La bonté, simple maturation qui a fini par sucrer des natures plus primitivement
acides que celle de Bloch, est aussi répandue que ce sentiment de la justice qui
fait que si notre cause est bonne, nous ne devons pas plus redouter un juge prévenu
qu'un juge ami. Et les petits enfants de Bloch seraient bons et discrets presque
de naissance. Bloch n'en était peut-être pas encore là. Mais je remarquai que
lui qui jadis feignait de se croire obligé à faire deux heures de chemin de fer
pour aller voir quelqu'un qui ne le lui avait guère demandé, maintenant qu'il
recevait beaucoup d'invitations, non seulement à déjeuner et à dîner, mais à venir
passer quinze jours ici, quinze jours là, en refusait beaucoup et sans le dire,
sans se vanter de les avoir reçues, de les avoir refusées.
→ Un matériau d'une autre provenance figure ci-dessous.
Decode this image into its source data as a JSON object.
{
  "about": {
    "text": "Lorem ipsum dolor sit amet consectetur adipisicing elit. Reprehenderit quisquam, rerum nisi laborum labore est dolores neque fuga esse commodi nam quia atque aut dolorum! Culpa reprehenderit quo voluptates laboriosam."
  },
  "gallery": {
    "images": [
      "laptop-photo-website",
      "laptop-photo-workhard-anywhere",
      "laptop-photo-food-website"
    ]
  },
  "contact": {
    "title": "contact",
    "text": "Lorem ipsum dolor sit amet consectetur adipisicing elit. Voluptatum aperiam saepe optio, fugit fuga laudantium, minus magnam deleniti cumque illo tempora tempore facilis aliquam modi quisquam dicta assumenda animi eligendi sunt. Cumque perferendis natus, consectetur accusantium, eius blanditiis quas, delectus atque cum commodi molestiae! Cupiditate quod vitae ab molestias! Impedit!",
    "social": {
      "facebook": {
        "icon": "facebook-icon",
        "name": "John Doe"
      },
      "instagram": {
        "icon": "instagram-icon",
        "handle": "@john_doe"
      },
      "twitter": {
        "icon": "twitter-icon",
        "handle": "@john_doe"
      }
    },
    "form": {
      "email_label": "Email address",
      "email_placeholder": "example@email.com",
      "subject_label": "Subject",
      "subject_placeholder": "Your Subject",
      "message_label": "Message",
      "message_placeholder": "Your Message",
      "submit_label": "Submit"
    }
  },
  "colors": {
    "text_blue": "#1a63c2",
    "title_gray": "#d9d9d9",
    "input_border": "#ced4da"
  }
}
La discrétion, discrétion
dans les actions, dans les paroles, lui était venue avec la situation sociale
et l'âge, avec une sorte d'âge social, si l'on peut dire. Sans doute Bloch était
jadis indiscret autant qu'incapable de bienveillance et de conseils. Mais certains
défauts, certaines qualités sont moins attachés à tel individu, à tel autre, qu'à
tel ou tel moment de l'existence considéré au point de vue social. Ils sont presque
extérieurs aux individus, lesquels passent dans leur lumière, comme sous des solstices
variés, préexistants, généraux, inévitables. Les médecins qui cherchent à se rendre
compte si tel médicament diminue ou augmente l'acidité de l'estomac, active ou
ralentit ses secrétions, obtiennent des résultats différents, non pas selon l'estomac
sur les secrétions duquel ils prélèvent un peu de suc gastrique, mais selon qu'ils
le lui empruntent à un moment plus ou moins avancé de l'ingestion du remède.